6. Combine AI with Emotional Intelligence


Automation and AI are bringing new opportunities and greater efficiencies to both businesses and society. This is increasing employee and organizational focus on unique human cognitive capabilities that machines simply cannot master. Emotional intelligence is one such area that AI and machines find hard to emulate, making it an essential skill set in today’s age.

7. Uncertainty and the Economic need for trust


Trust pricks up it’s ears when expectations are disappointed. That may be due to an accident that is no-one’s fault. Expectations can be broken due to inattention, lack of commitment, lack of competence or outright cheating. One does not automatically know which cause of broken expectations is at play. There is casual ambiguity, and this is a part of uncertainty or risk of trust. Especially the cheating opportunist will claim some mishap. This implies some crucial importance of openness for trust. If something is about to go wrong, one should not hide it but inform the partner of the imminent problem, pledge help to minimize the damage, and to come up with proposals, for after the crisis, of how one will prevent such problems from occurring in the future. That is trustworthy conduct. Openness is also a crucial part of dealing with risk and uncertainty.

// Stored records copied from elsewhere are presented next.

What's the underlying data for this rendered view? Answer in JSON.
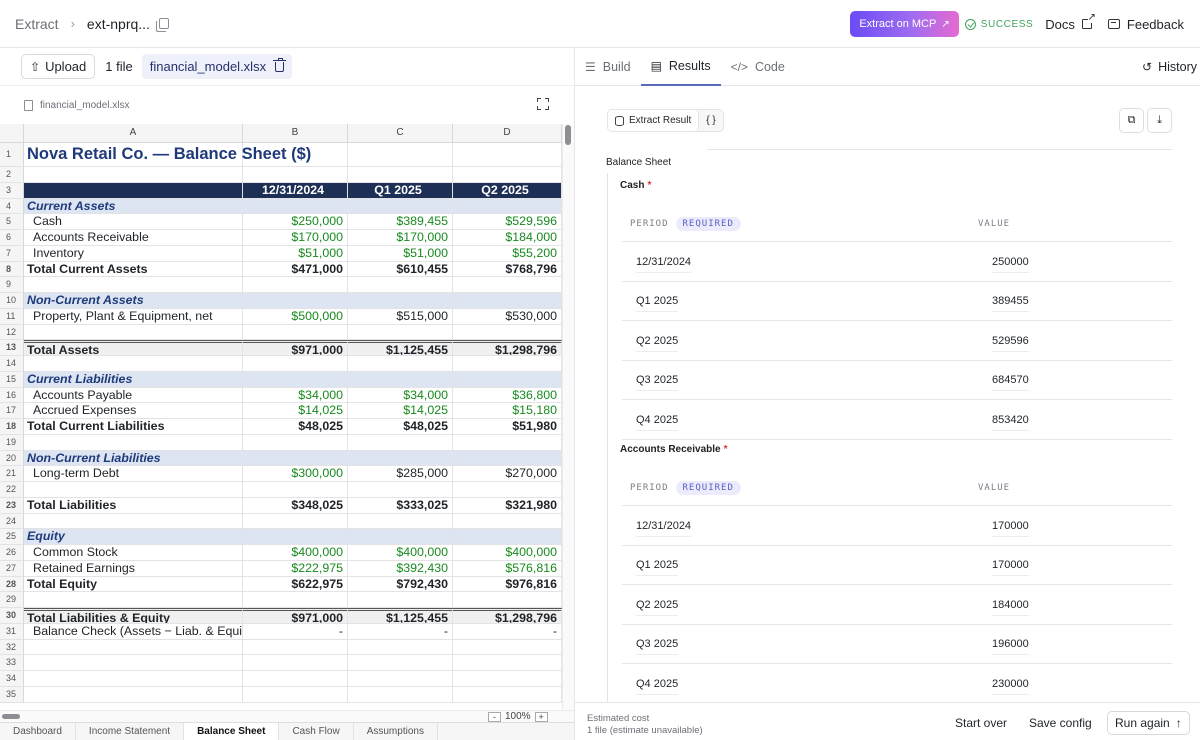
{
  "header": {
    "crumb_root": "Extract",
    "crumb_sep": "›",
    "crumb_current": "ext-nprq...",
    "mcp_label": "Extract on MCP",
    "status": "SUCCESS",
    "docs": "Docs",
    "feedback": "Feedback"
  },
  "left": {
    "upload_label": "Upload",
    "files_count": "1 file",
    "file_chip": "financial_model.xlsx",
    "file_name": "financial_model.xlsx"
  },
  "sheet": {
    "columns": [
      "A",
      "B",
      "C",
      "D"
    ],
    "rows": [
      {
        "n": "1",
        "a": "Nova Retail Co. — Balance Sheet ($)",
        "b": "",
        "c": "",
        "d": "",
        "type": "title"
      },
      {
        "n": "2",
        "a": "",
        "b": "",
        "c": "",
        "d": ""
      },
      {
        "n": "3",
        "a": "",
        "b": "12/31/2024",
        "c": "Q1 2025",
        "d": "Q2 2025",
        "type": "hdr"
      },
      {
        "n": "4",
        "a": "Current Assets",
        "b": "",
        "c": "",
        "d": "",
        "type": "sec"
      },
      {
        "n": "5",
        "a": "Cash",
        "b": "$250,000",
        "c": "$389,455",
        "d": "$529,596",
        "indent": true,
        "green": "bcd"
      },
      {
        "n": "6",
        "a": "Accounts Receivable",
        "b": "$170,000",
        "c": "$170,000",
        "d": "$184,000",
        "indent": true,
        "green": "bcd"
      },
      {
        "n": "7",
        "a": "Inventory",
        "b": "$51,000",
        "c": "$51,000",
        "d": "$55,200",
        "indent": true,
        "green": "bcd"
      },
      {
        "n": "8",
        "a": "Total Current Assets",
        "b": "$471,000",
        "c": "$610,455",
        "d": "$768,796",
        "bold": true
      },
      {
        "n": "9",
        "a": "",
        "b": "",
        "c": "",
        "d": ""
      },
      {
        "n": "10",
        "a": "Non-Current Assets",
        "b": "",
        "c": "",
        "d": "",
        "type": "sec"
      },
      {
        "n": "11",
        "a": "Property, Plant & Equipment, net",
        "b": "$500,000",
        "c": "$515,000",
        "d": "$530,000",
        "indent": true,
        "green": "b"
      },
      {
        "n": "12",
        "a": "",
        "b": "",
        "c": "",
        "d": ""
      },
      {
        "n": "13",
        "a": "Total Assets",
        "b": "$971,000",
        "c": "$1,125,455",
        "d": "$1,298,796",
        "bold": true,
        "type": "dbl"
      },
      {
        "n": "14",
        "a": "",
        "b": "",
        "c": "",
        "d": ""
      },
      {
        "n": "15",
        "a": "Current Liabilities",
        "b": "",
        "c": "",
        "d": "",
        "type": "sec"
      },
      {
        "n": "16",
        "a": "Accounts Payable",
        "b": "$34,000",
        "c": "$34,000",
        "d": "$36,800",
        "indent": true,
        "green": "bcd"
      },
      {
        "n": "17",
        "a": "Accrued Expenses",
        "b": "$14,025",
        "c": "$14,025",
        "d": "$15,180",
        "indent": true,
        "green": "bcd"
      },
      {
        "n": "18",
        "a": "Total Current Liabilities",
        "b": "$48,025",
        "c": "$48,025",
        "d": "$51,980",
        "bold": true
      },
      {
        "n": "19",
        "a": "",
        "b": "",
        "c": "",
        "d": ""
      },
      {
        "n": "20",
        "a": "Non-Current Liabilities",
        "b": "",
        "c": "",
        "d": "",
        "type": "sec"
      },
      {
        "n": "21",
        "a": "Long-term Debt",
        "b": "$300,000",
        "c": "$285,000",
        "d": "$270,000",
        "indent": true,
        "green": "b"
      },
      {
        "n": "22",
        "a": "",
        "b": "",
        "c": "",
        "d": ""
      },
      {
        "n": "23",
        "a": "Total Liabilities",
        "b": "$348,025",
        "c": "$333,025",
        "d": "$321,980",
        "bold": true
      },
      {
        "n": "24",
        "a": "",
        "b": "",
        "c": "",
        "d": ""
      },
      {
        "n": "25",
        "a": "Equity",
        "b": "",
        "c": "",
        "d": "",
        "type": "sec"
      },
      {
        "n": "26",
        "a": "Common Stock",
        "b": "$400,000",
        "c": "$400,000",
        "d": "$400,000",
        "indent": true,
        "green": "bcd"
      },
      {
        "n": "27",
        "a": "Retained Earnings",
        "b": "$222,975",
        "c": "$392,430",
        "d": "$576,816",
        "indent": true,
        "green": "bcd"
      },
      {
        "n": "28",
        "a": "Total Equity",
        "b": "$622,975",
        "c": "$792,430",
        "d": "$976,816",
        "bold": true
      },
      {
        "n": "29",
        "a": "",
        "b": "",
        "c": "",
        "d": ""
      },
      {
        "n": "30",
        "a": "Total Liabilities & Equity",
        "b": "$971,000",
        "c": "$1,125,455",
        "d": "$1,298,796",
        "bold": true,
        "type": "dbl"
      },
      {
        "n": "31",
        "a": "Balance Check (Assets − Liab. & Equity)",
        "b": "-",
        "c": "-",
        "d": "-",
        "indent": true
      },
      {
        "n": "32",
        "a": "",
        "b": "",
        "c": "",
        "d": ""
      },
      {
        "n": "33",
        "a": "",
        "b": "",
        "c": "",
        "d": ""
      },
      {
        "n": "34",
        "a": "",
        "b": "",
        "c": "",
        "d": ""
      },
      {
        "n": "35",
        "a": "",
        "b": "",
        "c": "",
        "d": ""
      }
    ],
    "zoom": "100%",
    "zoom_minus": "-",
    "zoom_plus": "+",
    "tabs": [
      "Dashboard",
      "Income Statement",
      "Balance Sheet",
      "Cash Flow",
      "Assumptions"
    ],
    "active_tab": "Balance Sheet"
  },
  "right": {
    "tabs": {
      "build": "Build",
      "results": "Results",
      "code": "Code"
    },
    "history": "History",
    "result_toggle": "Extract Result",
    "json_toggle": "{ }",
    "section_title": "Balance Sheet",
    "fields": [
      {
        "name": "Cash",
        "period_header": "PERIOD",
        "required_badge": "REQUIRED",
        "value_header": "VALUE",
        "rows": [
          {
            "period": "12/31/2024",
            "value": "250000"
          },
          {
            "period": "Q1 2025",
            "value": "389455"
          },
          {
            "period": "Q2 2025",
            "value": "529596"
          },
          {
            "period": "Q3 2025",
            "value": "684570"
          },
          {
            "period": "Q4 2025",
            "value": "853420"
          }
        ]
      },
      {
        "name": "Accounts Receivable",
        "period_header": "PERIOD",
        "required_badge": "REQUIRED",
        "value_header": "VALUE",
        "rows": [
          {
            "period": "12/31/2024",
            "value": "170000"
          },
          {
            "period": "Q1 2025",
            "value": "170000"
          },
          {
            "period": "Q2 2025",
            "value": "184000"
          },
          {
            "period": "Q3 2025",
            "value": "196000"
          },
          {
            "period": "Q4 2025",
            "value": "230000"
          }
        ]
      }
    ],
    "required_mark": "*",
    "footer": {
      "est_label": "Estimated cost",
      "est_value": "1 file (estimate unavailable)",
      "start_over": "Start over",
      "save_config": "Save config",
      "run_again": "Run again"
    }
  }
}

8. Innovating in an age of Uncertainty

We are living through an era of intense turbulence, disillusionment and accelerating change. In any period of uncertainty, never mind a public health crisis and economic downturn of this scale, a company’s inclination can be to buckle down and focus solely on maintaining business as usual. It often takes the reality of a genuine crisis to shake an organisation out of complacency. It can boost organisational courage and give it the impetus to take actions that would be unthinkable in times of calm. However a crisis also brings with it an information overload, supplying us with overwhelming amounts of new data and choices. Faced with half facts, facts, figures and conflicting views of the future can lead many of us into a state of analysis paralysis

In the latest Bromford Lab Podcast , Ian Wright of the Disruptive Innovators Network talks about the challenges of innovating during a crisis and the number of employers who are now recognizing the role that well being plays not only in increased productivity, but also creativity. Refreshingly he says the organisations he is working with see the challenges presented by COVID-19 as an opportunity rather than a reason to scale back.


It’s inevitable that faced with uncertainty, the knee jerk reaction of some of those holding the purse strings will be to stop the clock, peddle simplistic solutions and retreat to the past. However it’s precisely because of these uncertain times that they must continue to invest in innovation. With the fast pace of change, and the pressures on our organisations and wider society, we need to find new ways to work and live.